Cuche Fernand · Nationalrat · 2003-03-17
Cuche Fernand · Nationalrat · Neuenburg · Grüne Fraktion · 2003-03-17
Wortprotokoll
La "PA 2007", comme la "PA 2002", s'inscrit dans la volonté de rendre progressivement notre agriculture plus compétitive par rapport à nos voisins européens, plus compétitive entre nous aussi, moins protégée à nos frontières, conforme aux engagements pris au sein de l'OMC et conforme aussi à une doctrine économique dominante mais de plus en plus contestée.
Concrètement, dans le projet "PA 2007", comment cette volonté se traduit-elle? Nous aurons un grand débat à ce sujet vraisemblablement demain ou après demain. Elle se traduit d'abord dans la programmation de la suppression du contingentement laitier. Evidemment que, dans ce contexte de concurrence, nous deviendrions beaucoup plus compétitifs, mais je pense que, pour éviter un effondrement du prix, il nous faudra mettre en place auparavant une nouvelle organisation du marché qui permette, de par une nouvelle gestion de l'offre, de réussir à maintenir des prix.
[PAGE 345] Ensuite, autre exemple, c'est la mise aux enchères des contingents d'importation de viande, ça a aussi quelque chose à voir avec le commerce et la compétitivité.
D'autre part, il y a aussi le projet du Conseil fédéral, repris par le Conseil des Etats et une majorité de la commission, de supprimer les critères de la surface et du nombre d'animaux par exploitation au-delà desquels les contributions seraient ou sont actuellement réduites.
Enfin, on en a peu parlé - en tout cas en commission parce qu'il y a peu de propositions de minorité -, ce sont aussi des propositions qui sont faites en ce qui concerne le droit foncier rural et le droit du bail à ferme agricole. Il y a une mesure d'importance qui est proposée et qui n'a pas été contestée en commission, c'est celle d'élever le critère de la main-d'oeuvre nécessaire à l'exploitation et qui permet de la maintenir comme exploitation agricole. Eh bien, si, dans la loi actuelle, la main-d'oeuvre nécessaire, c'est la moitié de la main-d'oeuvre nécessaire à une famille paysanne, on aimerait ici l'augmenter des trois quarts. Si un critère en dessous de cette limite des trois quarts devait être accepté, tout repreneur ou tout successeur ou l'ensemble de l'exploitation ne pourrait plus bénéficier d'une reprise à la valeur de rendement de cette exploitation et ne pourrait pas bénéficier de l'aide initiale pour la reprise d'une telle exploitation. Si cette mesure était acceptée - on aura l'occasion d'y revenir dans l'examen de détail -, ça signifie qu'à partir de 2004, notamment dans les régions de montagne et dans les régions où on a peut-être le plus besoin de main-d'oeuvre agricole - je pense en particulier dans les régions où l'exploitation est difficile -, des milliers d'exploitations pourraient disparaître.

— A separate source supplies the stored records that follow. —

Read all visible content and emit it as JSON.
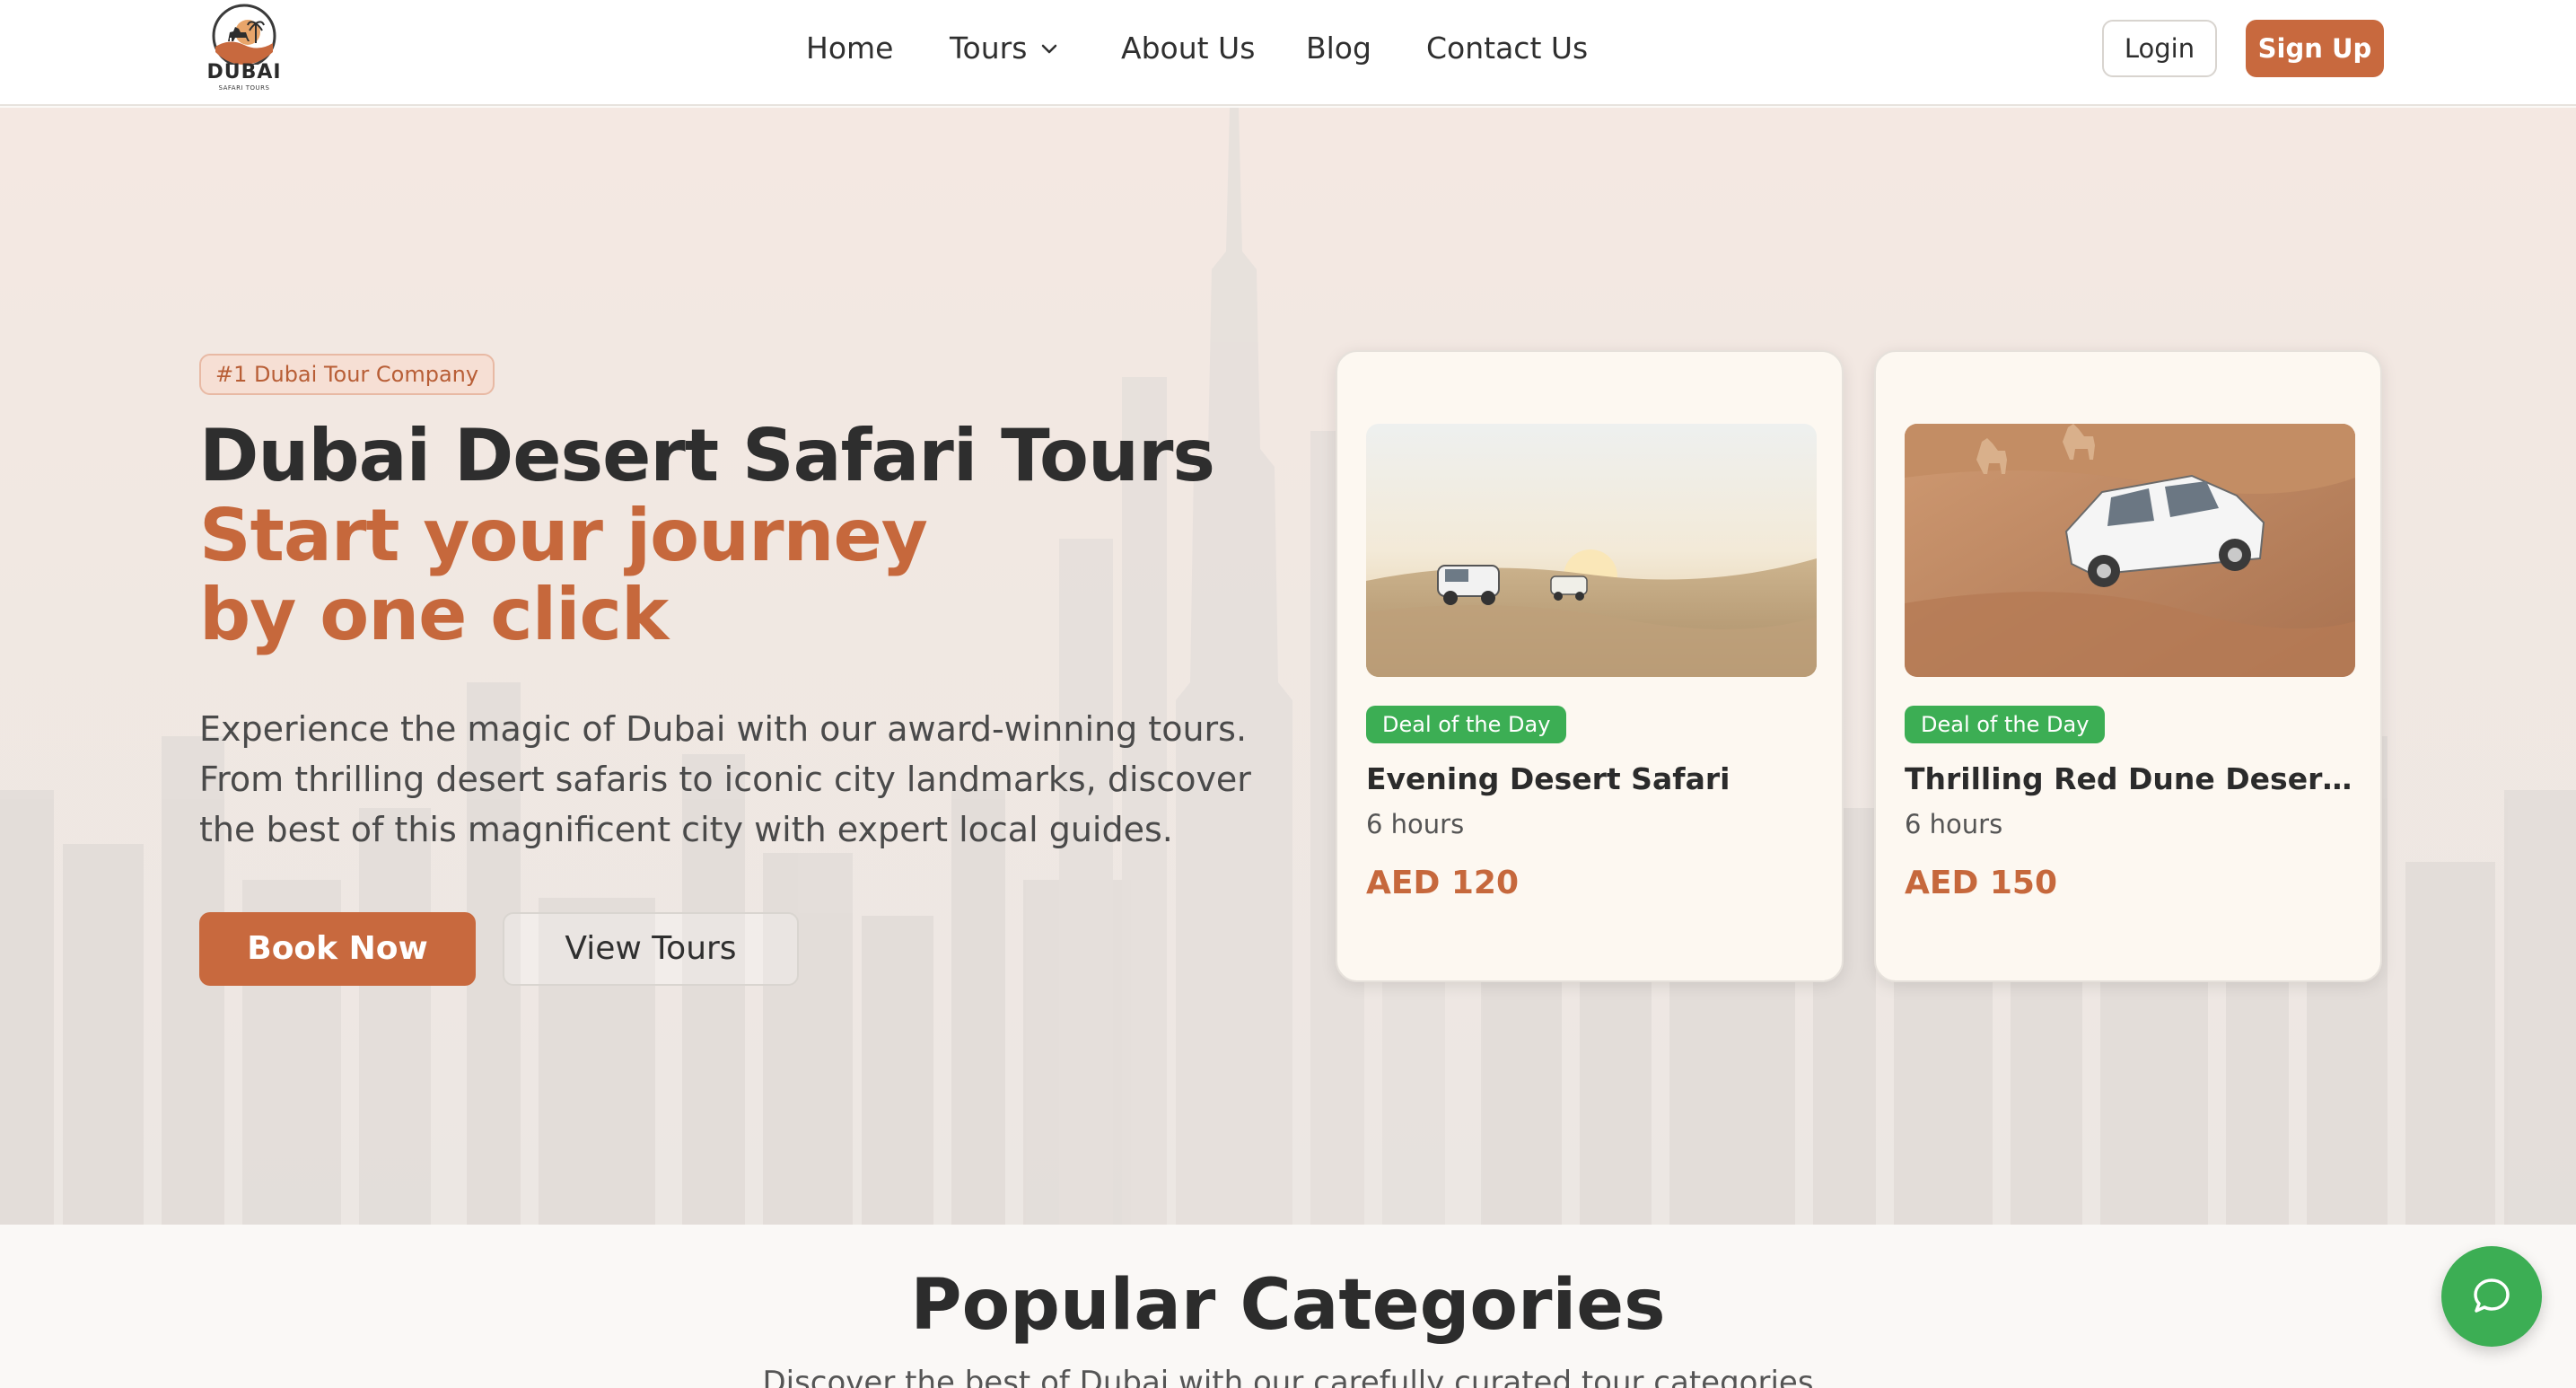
{
  "brand": {
    "name": "DUBAI",
    "tagline": "SAFARI TOURS",
    "logo_icon": "camel-sun-icon"
  },
  "nav": {
    "items": [
      {
        "label": "Home"
      },
      {
        "label": "Tours",
        "has_dropdown": true
      },
      {
        "label": "About Us"
      },
      {
        "label": "Blog"
      },
      {
        "label": "Contact Us"
      }
    ],
    "login_label": "Login",
    "signup_label": "Sign Up"
  },
  "hero": {
    "badge": "#1 Dubai Tour Company",
    "title": "Dubai Desert Safari Tours",
    "accent_line1": "Start your journey",
    "accent_line2": "by one click",
    "description": "Experience the magic of Dubai with our award-winning tours. From thrilling desert safaris to iconic city landmarks, discover the best of this magnificent city with expert local guides.",
    "book_label": "Book Now",
    "view_label": "View Tours"
  },
  "deals": [
    {
      "tag": "Deal of the Day",
      "title": "Evening Desert Safari",
      "duration": "6 hours",
      "price": "AED 120"
    },
    {
      "tag": "Deal of the Day",
      "title": "Thrilling Red Dune Desert...",
      "duration": "6 hours",
      "price": "AED 150"
    }
  ],
  "categories": {
    "title": "Popular Categories",
    "subtitle": "Discover the best of Dubai with our carefully curated tour categories"
  },
  "chat": {
    "icon": "chat-bubble-icon"
  },
  "colors": {
    "accent": "#c8693e",
    "success": "#3cae54",
    "text": "#2e2e2e"
  }
}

On le voit, l'objectif du Conseil fédéral, dans ses propositions importantes, les décisions du Conseil des Etats et, dans une certaine mesure aussi, les propositions de la commission de notre Conseil, c'est de faire croire aux agriculteurs suisses qu'en devenant plus grands, ils seront effectivement plus compétitifs. Or, on constate que des exploitations modernisées et endettées qui ont suivi ces dernières années ce concept d'agrandissement et d'investissement pour être fortes et concurrentielles sont aujourd'hui dans des situations difficiles.
Face à des fermiers américains, qui détiennent des milliers de vaches laitières dopées aux hormones, l'agriculture suisse décrite par Mme Genner il y a quelques instants n'existera jamais. Et si elle devait exister, elle ne sera jamais concurrentielle. Face à des entrepreneurs qui produisent, notamment en Andalousie, des tomates avec une main-d'oeuvre réduite à un statut d'esclave, la paysannerie suisse ne sera jamais concurrentielle. Enfin, par rapport à une politique agricole commune - je n'en veux pas à nos voisins européens, mais il faut reconnaître la réalité -, l'agriculture suisse ne sera jamais concurrentielle non plus parce que la politique agricole commune aujourd'hui néglige les aspects environnementaux.
Dernière remarque, pour pouvoir atteindre des objectifs de sécurité alimentaire, d'occupation décentralisée du territoire, le groupe écologiste est persuadé qu'il faut maintenir un maximum de personnes actives sur les terres agricoles de ce pays. Quelle que soit la structure d'exploitation, nous ne devons pas favoriser l'une par rapport à l'autre, parce que les petits et moyens exploitants se débrouillent bien. Nous pensons que c'est à cette condition-là que nous pourrons maintenir aussi des objectifs de durabilité dans l'agriculture.